The educator, however, gave some advice to the Federal Government. His words: “The NYSC scheme has been around for decades, and I believe it has run its course. Re-inventing the whole idea, making it optional for graduates, are few options for the government to change the implementation of the scheme. Better still, I wish they (the Nigerian government) will be brave enough to pull the plug and put NYSC out of its misery.” Mrs Juliet Obi, also a member of CPEN said that NYSC should be scrapped, leaving only the three weeks orientation programme and its allocation be used instead to fund small and medium scale businesses. “I will suggest that the three weeks paramilitary training stays while each corps member be given a lump sum on discharge to start up a small scale business of their choice.”
The scheme should not be scrapped Mrs. Tosin Oluwafemi, a graduate of Rivers State University, said: “I think the programme should still continue because once it is stopped, you can’t be sure the funds will be judiciously used to create job opportunities.” Corroborating Mrs. Oluwafemi’s view, Benjamin Ugbanna, a reporter with Ripples Nigeria, noted that scrapping the scheme was not the solution to youth unemploment, rather, lack of investment is the problem. His words: “I would not move for the scrapping of NYSC. We have plenty money and resources to create jobs. That NYSC budget is not the problem with Nigeria.” According to Mrs. Igbafe Oluseye, Lead Consultant, LeadRanked Global Concepts, the scheme should not be scrapped until the Nigerian economy grows to accommodate 70 per cent of the youths.

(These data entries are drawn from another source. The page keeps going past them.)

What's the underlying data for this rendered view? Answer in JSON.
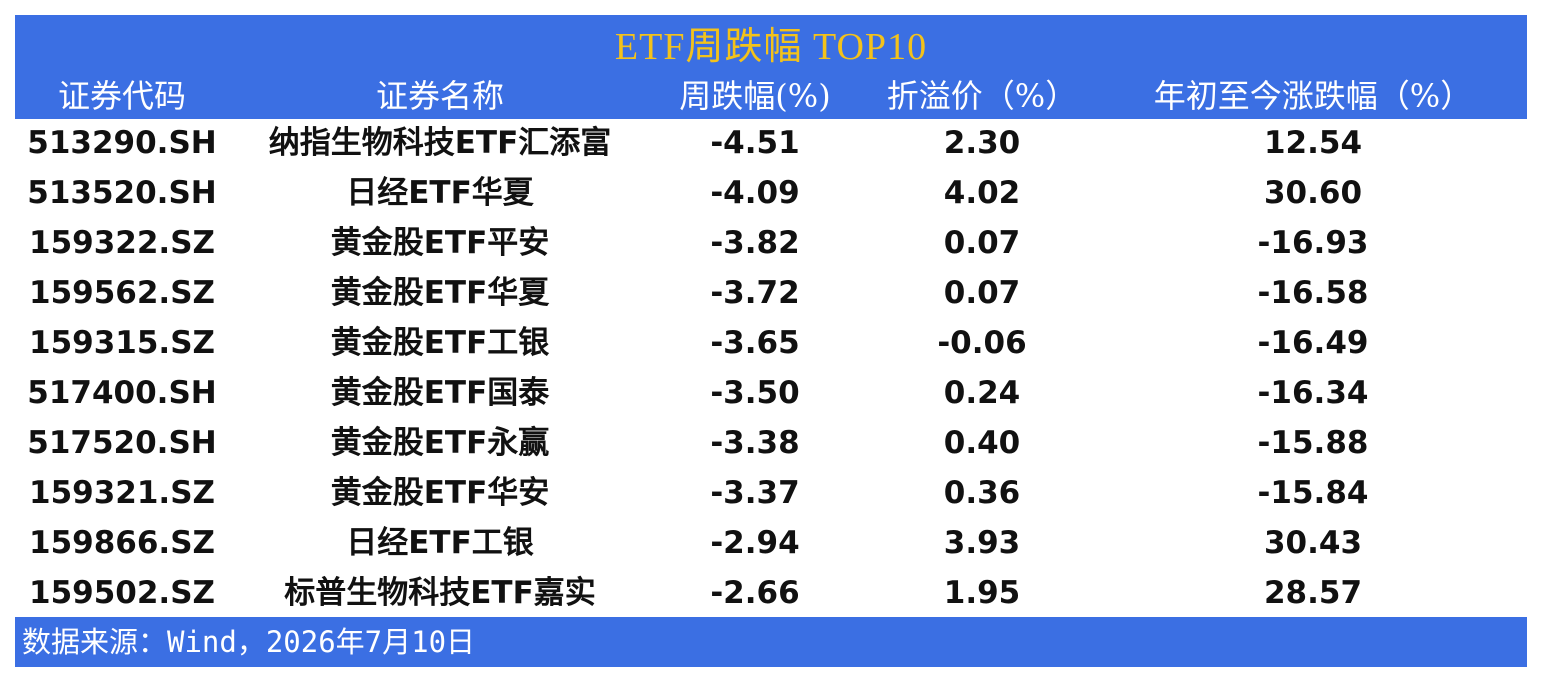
{
  "header": {
    "title": "ETF周跌幅 TOP10"
  },
  "table": {
    "columns": [
      "证券代码",
      "证券名称",
      "周跌幅(%)",
      "折溢价（%）",
      "年初至今涨跌幅（%）"
    ],
    "rows": [
      [
        "513290.SH",
        "纳指生物科技ETF汇添富",
        "-4.51",
        "2.30",
        "12.54"
      ],
      [
        "513520.SH",
        "日经ETF华夏",
        "-4.09",
        "4.02",
        "30.60"
      ],
      [
        "159322.SZ",
        "黄金股ETF平安",
        "-3.82",
        "0.07",
        "-16.93"
      ],
      [
        "159562.SZ",
        "黄金股ETF华夏",
        "-3.72",
        "0.07",
        "-16.58"
      ],
      [
        "159315.SZ",
        "黄金股ETF工银",
        "-3.65",
        "-0.06",
        "-16.49"
      ],
      [
        "517400.SH",
        "黄金股ETF国泰",
        "-3.50",
        "0.24",
        "-16.34"
      ],
      [
        "517520.SH",
        "黄金股ETF永赢",
        "-3.38",
        "0.40",
        "-15.88"
      ],
      [
        "159321.SZ",
        "黄金股ETF华安",
        "-3.37",
        "0.36",
        "-15.84"
      ],
      [
        "159866.SZ",
        "日经ETF工银",
        "-2.94",
        "3.93",
        "30.43"
      ],
      [
        "159502.SZ",
        "标普生物科技ETF嘉实",
        "-2.66",
        "1.95",
        "28.57"
      ]
    ]
  },
  "footer": {
    "source": "数据来源：Wind，2026年7月10日"
  }
}
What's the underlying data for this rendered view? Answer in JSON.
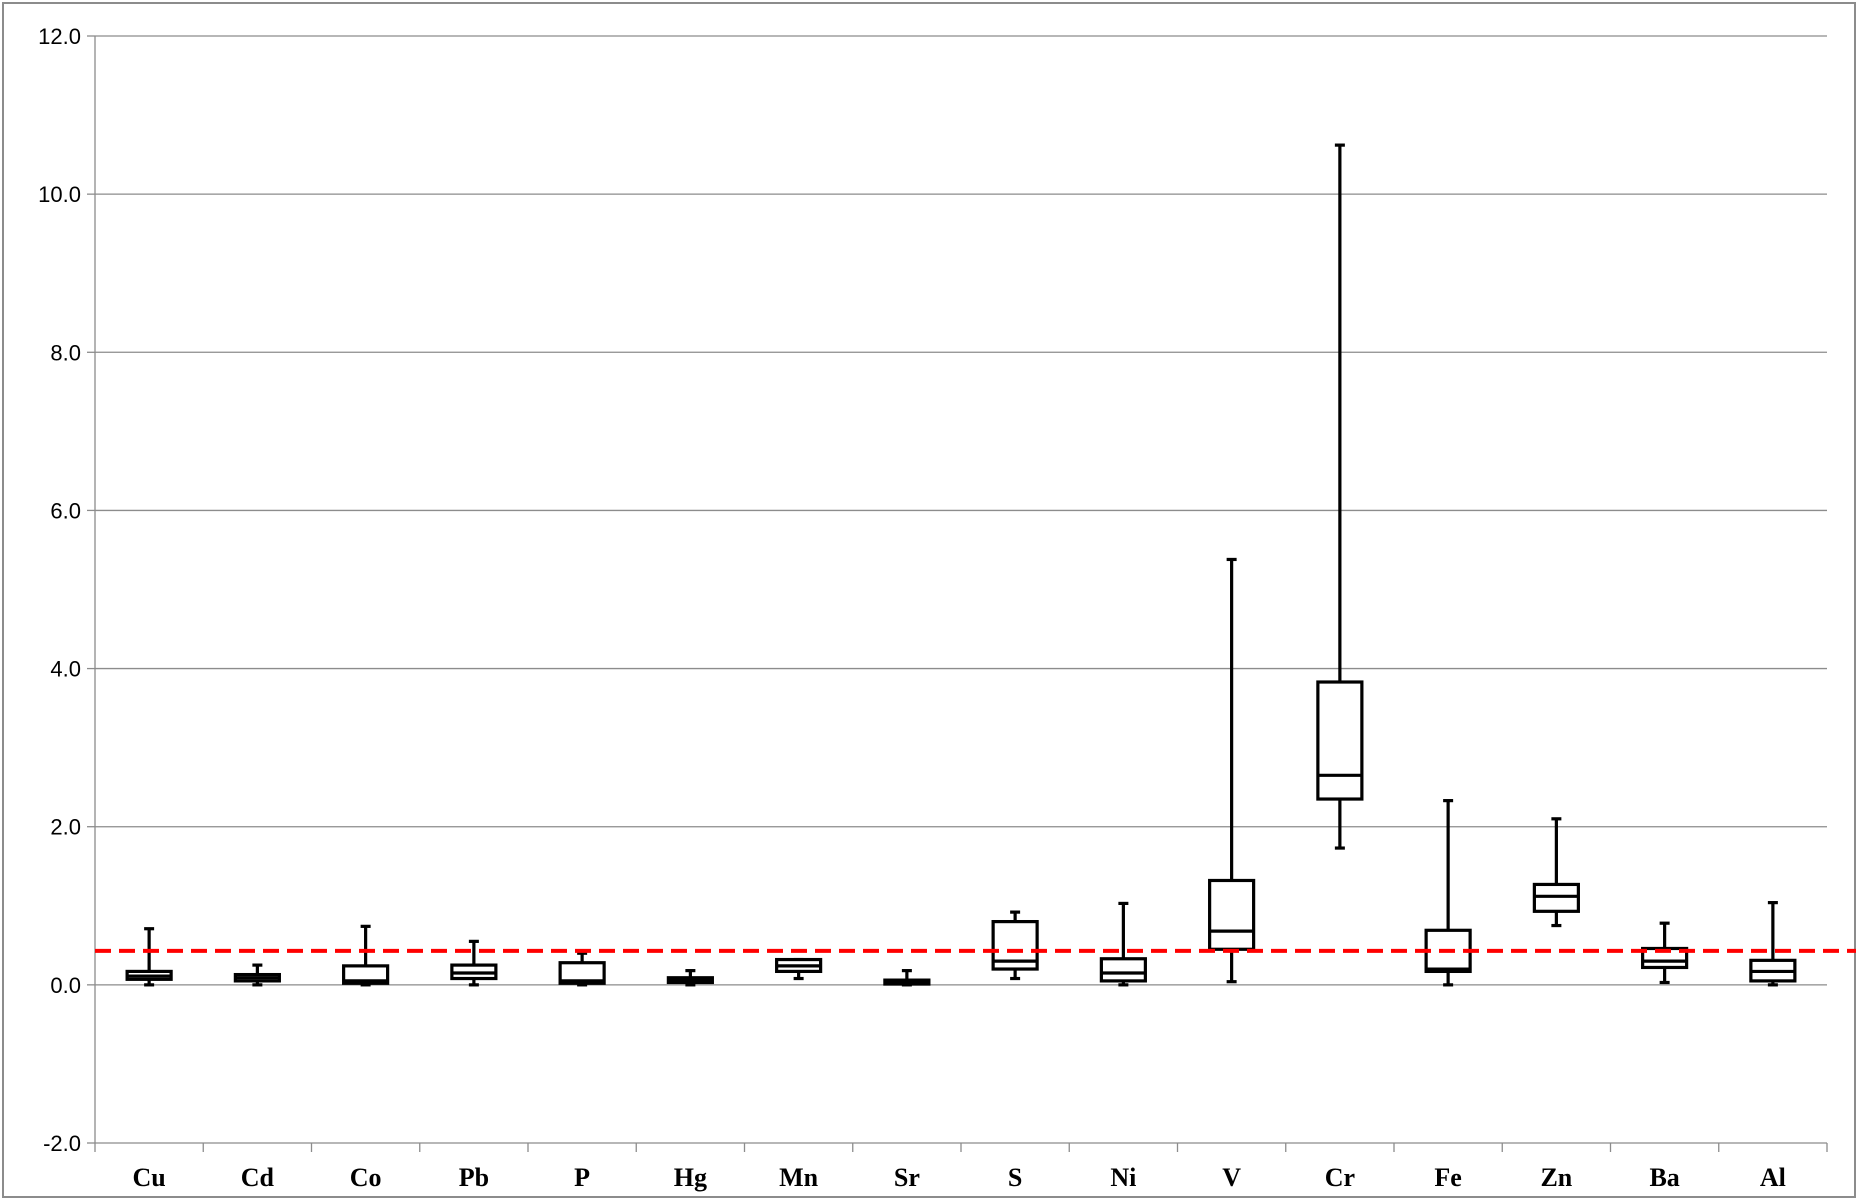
{
  "chart_data": {
    "type": "boxplot",
    "title": "",
    "xlabel": "",
    "ylabel": "",
    "ylim": [
      -2.0,
      12.0
    ],
    "ytick_step": 2.0,
    "ytick_labels": [
      "-2.0",
      "0.0",
      "2.0",
      "4.0",
      "6.0",
      "8.0",
      "10.0",
      "12.0"
    ],
    "grid": "horizontal",
    "reference_line": {
      "y": 0.43,
      "style": "dashed",
      "color": "#ff0000"
    },
    "box_color": "#000000",
    "categories": [
      "Cu",
      "Cd",
      "Co",
      "Pb",
      "P",
      "Hg",
      "Mn",
      "Sr",
      "S",
      "Ni",
      "V",
      "Cr",
      "Fe",
      "Zn",
      "Ba",
      "Al"
    ],
    "boxes": [
      {
        "min": 0.0,
        "q1": 0.07,
        "median": 0.11,
        "q3": 0.17,
        "max": 0.71
      },
      {
        "min": 0.0,
        "q1": 0.05,
        "median": 0.09,
        "q3": 0.13,
        "max": 0.25
      },
      {
        "min": 0.0,
        "q1": 0.02,
        "median": 0.05,
        "q3": 0.24,
        "max": 0.74
      },
      {
        "min": 0.0,
        "q1": 0.08,
        "median": 0.15,
        "q3": 0.25,
        "max": 0.55
      },
      {
        "min": 0.0,
        "q1": 0.02,
        "median": 0.05,
        "q3": 0.28,
        "max": 0.4
      },
      {
        "min": 0.0,
        "q1": 0.03,
        "median": 0.06,
        "q3": 0.09,
        "max": 0.18
      },
      {
        "min": 0.08,
        "q1": 0.17,
        "median": 0.24,
        "q3": 0.32,
        "max": 0.32
      },
      {
        "min": 0.0,
        "q1": 0.01,
        "median": 0.03,
        "q3": 0.06,
        "max": 0.18
      },
      {
        "min": 0.08,
        "q1": 0.2,
        "median": 0.3,
        "q3": 0.8,
        "max": 0.92
      },
      {
        "min": 0.0,
        "q1": 0.05,
        "median": 0.15,
        "q3": 0.33,
        "max": 1.03
      },
      {
        "min": 0.04,
        "q1": 0.45,
        "median": 0.68,
        "q3": 1.32,
        "max": 5.38
      },
      {
        "min": 1.73,
        "q1": 2.35,
        "median": 2.65,
        "q3": 3.83,
        "max": 10.62
      },
      {
        "min": 0.0,
        "q1": 0.17,
        "median": 0.2,
        "q3": 0.69,
        "max": 2.33
      },
      {
        "min": 0.75,
        "q1": 0.93,
        "median": 1.12,
        "q3": 1.27,
        "max": 2.1
      },
      {
        "min": 0.03,
        "q1": 0.22,
        "median": 0.3,
        "q3": 0.46,
        "max": 0.78
      },
      {
        "min": 0.0,
        "q1": 0.05,
        "median": 0.17,
        "q3": 0.31,
        "max": 1.04
      }
    ]
  }
}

“The NYSC scheme is the route through which some graduates get jobs, it also enables some to get basic experience and upkeep for some time. I think it’s a great way to introduce graduates into the world of work as most acquire basic competencies in that one year. I don’t think it should be scrapped yet until the economy grows to be able to accommodate at least 70 per cent of fresh graduates into the labour market every year,“ noted Oluseye.